The question raised in this appeal by the Communications Workers of America (CWA) concerns the right of the Civil Service Commission (CSC) to repeal N.J.A.C. 4A:4-4.8(b)(4), a regulation that required the appointing authority to provide a "statement of the reasons why the appointee was selected instead of a higher ranked eligible [candidate]." The CWA argues that the CSC's decision to repeal N.J.A.C. 4A:4-4.8(b)(4) "flouts" the Supreme Court's decision in In re Foglio, 207 N.J. 38 (2011) by dropping "a veil of secrecy over the appointment and promotion process" and undermines the enforcement of the State's public policy "to select and advance employees on the basis of their relative knowledge, skills and abilities." N.J.S.A. 11A:1-2(a).

The CSC maintains that following the Court's decision in Foglio, supra, it decided to revisit whether it should continue the statement of reasons required by N.J.A.C. 4A:4-4.8(b)(4), since, according to the CSC, this requirement had been eliminated by the Legislature twenty-five years earlier when it adopted N.J.S.A. 11A:4-.8. After studying the matter, the CSC "found that this requirement has done little to advance its original purpose." The CSC elaborated on this point in its Summary of the Rule Proposal

The Commission believes that requiring a more detailed statement of reasons than that ordinarily provided would not further ensure that civil service appointments are made in accordance with merit and fitness. Rather, such requirement is likely to lead to more litigation.

Accordingly, the Commission proposes to delete existing N.J.A.C. 4A:4-4.8(b)(4). Despite the proposed amendment, it is noted that the appointing authority would still be required to use merit-based criteria in exercising its discretion under the rule of three. If a bypass is challenged on appeal, the appointing authority would remain obligated to demonstrate merit-based criteria for the bypass during the appeal process.

[ 44 N.J.R. 137(a) (Jan. 17, 2012) (emphasis added).]

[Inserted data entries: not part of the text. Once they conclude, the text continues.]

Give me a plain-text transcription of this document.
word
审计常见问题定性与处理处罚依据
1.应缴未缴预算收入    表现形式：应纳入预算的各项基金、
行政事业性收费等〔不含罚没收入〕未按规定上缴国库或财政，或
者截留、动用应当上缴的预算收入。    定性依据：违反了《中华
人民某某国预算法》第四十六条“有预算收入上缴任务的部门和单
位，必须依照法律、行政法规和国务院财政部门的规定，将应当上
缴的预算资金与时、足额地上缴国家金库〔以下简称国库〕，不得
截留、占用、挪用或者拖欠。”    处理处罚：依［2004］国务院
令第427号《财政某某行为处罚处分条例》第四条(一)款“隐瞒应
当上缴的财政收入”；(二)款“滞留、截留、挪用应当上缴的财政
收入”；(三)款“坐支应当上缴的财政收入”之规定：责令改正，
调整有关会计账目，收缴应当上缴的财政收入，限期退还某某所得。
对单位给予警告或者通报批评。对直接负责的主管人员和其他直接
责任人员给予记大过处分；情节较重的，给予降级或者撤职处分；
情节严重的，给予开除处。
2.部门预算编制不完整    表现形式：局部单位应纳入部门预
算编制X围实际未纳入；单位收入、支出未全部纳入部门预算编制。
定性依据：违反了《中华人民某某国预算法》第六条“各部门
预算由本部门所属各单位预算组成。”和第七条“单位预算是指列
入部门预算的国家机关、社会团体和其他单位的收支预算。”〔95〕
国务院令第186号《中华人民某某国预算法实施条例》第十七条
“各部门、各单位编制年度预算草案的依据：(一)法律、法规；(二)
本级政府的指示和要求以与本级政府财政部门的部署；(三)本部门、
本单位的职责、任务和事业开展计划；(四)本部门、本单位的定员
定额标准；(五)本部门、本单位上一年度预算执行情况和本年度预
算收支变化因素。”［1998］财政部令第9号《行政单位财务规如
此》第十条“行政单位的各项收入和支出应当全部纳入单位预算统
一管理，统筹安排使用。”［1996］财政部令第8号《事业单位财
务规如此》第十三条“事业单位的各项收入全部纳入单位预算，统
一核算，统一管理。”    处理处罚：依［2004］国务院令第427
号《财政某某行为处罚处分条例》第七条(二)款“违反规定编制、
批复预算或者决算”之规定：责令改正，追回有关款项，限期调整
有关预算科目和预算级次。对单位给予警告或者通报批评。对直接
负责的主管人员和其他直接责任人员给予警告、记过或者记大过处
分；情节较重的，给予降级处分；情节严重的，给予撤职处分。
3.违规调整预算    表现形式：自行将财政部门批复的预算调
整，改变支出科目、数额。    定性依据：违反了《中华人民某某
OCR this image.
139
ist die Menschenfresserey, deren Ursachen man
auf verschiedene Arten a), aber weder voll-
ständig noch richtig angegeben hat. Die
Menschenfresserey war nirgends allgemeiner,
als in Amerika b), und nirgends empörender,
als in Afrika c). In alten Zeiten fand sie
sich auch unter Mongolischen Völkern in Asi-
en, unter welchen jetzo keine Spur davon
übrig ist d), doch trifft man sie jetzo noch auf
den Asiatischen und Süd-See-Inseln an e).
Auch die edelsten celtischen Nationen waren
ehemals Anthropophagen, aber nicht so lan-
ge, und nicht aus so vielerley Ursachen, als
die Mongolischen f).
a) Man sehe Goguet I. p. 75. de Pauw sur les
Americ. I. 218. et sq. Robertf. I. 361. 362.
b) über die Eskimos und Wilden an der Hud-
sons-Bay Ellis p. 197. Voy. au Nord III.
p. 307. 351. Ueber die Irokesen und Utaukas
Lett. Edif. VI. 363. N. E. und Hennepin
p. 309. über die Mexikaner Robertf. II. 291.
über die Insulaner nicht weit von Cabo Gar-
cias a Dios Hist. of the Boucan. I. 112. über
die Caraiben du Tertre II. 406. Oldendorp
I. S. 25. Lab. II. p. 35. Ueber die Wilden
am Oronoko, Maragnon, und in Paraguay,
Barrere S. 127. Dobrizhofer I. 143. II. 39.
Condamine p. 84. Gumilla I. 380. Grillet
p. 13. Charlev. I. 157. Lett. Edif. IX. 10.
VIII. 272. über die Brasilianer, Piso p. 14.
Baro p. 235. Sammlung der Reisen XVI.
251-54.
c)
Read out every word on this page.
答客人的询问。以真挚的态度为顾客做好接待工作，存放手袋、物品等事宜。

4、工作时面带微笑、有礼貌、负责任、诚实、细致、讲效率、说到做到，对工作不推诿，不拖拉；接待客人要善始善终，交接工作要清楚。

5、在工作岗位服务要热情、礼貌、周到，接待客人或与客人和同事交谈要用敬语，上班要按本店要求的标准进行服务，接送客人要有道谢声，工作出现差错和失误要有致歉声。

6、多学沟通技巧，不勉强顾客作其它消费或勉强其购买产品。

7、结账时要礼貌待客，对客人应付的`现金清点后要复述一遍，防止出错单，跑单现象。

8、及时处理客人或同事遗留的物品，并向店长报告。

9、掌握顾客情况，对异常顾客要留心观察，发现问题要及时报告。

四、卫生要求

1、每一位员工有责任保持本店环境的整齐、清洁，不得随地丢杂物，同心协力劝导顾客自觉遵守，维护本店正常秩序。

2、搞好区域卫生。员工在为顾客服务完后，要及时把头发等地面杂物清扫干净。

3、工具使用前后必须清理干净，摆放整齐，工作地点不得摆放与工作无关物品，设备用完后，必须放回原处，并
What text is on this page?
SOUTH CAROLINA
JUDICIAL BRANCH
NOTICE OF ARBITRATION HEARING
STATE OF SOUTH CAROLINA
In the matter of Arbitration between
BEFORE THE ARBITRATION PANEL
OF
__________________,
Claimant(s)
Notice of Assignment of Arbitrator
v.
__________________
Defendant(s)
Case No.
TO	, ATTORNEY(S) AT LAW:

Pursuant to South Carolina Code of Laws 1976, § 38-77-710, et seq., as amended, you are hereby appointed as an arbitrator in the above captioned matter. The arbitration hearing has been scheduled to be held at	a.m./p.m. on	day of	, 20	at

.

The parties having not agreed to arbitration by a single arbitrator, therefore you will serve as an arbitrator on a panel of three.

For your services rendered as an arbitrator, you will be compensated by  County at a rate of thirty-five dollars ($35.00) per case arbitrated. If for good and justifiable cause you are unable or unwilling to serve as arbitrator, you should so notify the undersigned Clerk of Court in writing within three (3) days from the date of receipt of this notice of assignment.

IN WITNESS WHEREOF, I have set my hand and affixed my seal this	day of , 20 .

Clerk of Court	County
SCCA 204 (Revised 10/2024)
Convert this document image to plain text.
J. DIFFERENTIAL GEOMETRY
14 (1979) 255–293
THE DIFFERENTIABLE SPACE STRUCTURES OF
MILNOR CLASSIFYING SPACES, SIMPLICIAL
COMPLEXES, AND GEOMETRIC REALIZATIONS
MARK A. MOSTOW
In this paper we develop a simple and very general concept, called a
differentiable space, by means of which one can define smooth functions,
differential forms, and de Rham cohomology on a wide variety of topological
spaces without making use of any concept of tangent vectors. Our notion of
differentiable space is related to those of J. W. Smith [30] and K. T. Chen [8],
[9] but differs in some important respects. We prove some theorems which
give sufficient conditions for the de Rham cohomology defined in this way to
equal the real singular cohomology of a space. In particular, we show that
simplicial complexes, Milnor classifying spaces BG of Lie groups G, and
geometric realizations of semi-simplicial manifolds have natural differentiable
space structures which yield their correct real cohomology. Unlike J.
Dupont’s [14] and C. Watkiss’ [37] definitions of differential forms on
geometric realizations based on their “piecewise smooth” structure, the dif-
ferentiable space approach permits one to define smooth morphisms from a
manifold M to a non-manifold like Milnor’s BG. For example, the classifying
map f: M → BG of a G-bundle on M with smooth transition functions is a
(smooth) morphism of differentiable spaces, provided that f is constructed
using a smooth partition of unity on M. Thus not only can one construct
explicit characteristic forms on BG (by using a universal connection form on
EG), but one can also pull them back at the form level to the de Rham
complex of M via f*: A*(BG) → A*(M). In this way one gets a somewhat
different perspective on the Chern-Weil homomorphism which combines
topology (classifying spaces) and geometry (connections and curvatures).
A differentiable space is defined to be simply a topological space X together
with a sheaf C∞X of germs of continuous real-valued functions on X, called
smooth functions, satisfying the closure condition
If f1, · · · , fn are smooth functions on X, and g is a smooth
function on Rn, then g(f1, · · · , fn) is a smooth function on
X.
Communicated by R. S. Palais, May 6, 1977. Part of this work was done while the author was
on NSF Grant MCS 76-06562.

We agree with the central position espoused by the CSC. The repeal of N.J.A.C. 4A:4-4.8(b)(4) does not, in any material way, absolve an appointing authority from providing a statement of reasons when it exercises its discretion to appoint a candidate in a manner inconsistent with the Rule of Three. As the Court emphasized in Foglio, supra, under Commc'ns Workers of Am., supra, 154 N.J. 121, an appointing authority that chooses to bypass a higher-ranked candidate remains bound to provide a statement of the reasons why the appointee was selected instead of a higher ranked eligible. 207 N.J. at 46. An appointing authority's failure to provide this statement of reasons would render the appointment violative of the constitutional principles underpinning the requirement that appointments be based on "merit and fitness." N.J. Const. art. VII, 1, 2.

Returning to the issue before us, we are bound "to give considerable weight to a state agency's interpretation of a statutory scheme that the legislature has entrusted to the agency to administer." In re Election Law Enforcement Comm'n Advisory Op. No. 01-2008, 201 N.J. 254, 262 (2010). We must also defer "to the agency's actions where the agency has interpreted the statutory scheme for which it is responsible." In re Tavani, 264 N.J. Super. 154, 158 (App. Div. 1993). In this light, we discern no legal basis to conclude the CSC's action in repealing N.J.A.C. 4A:4-4.8(b)(4) is inconsistent with any constitutional or statutory obligation.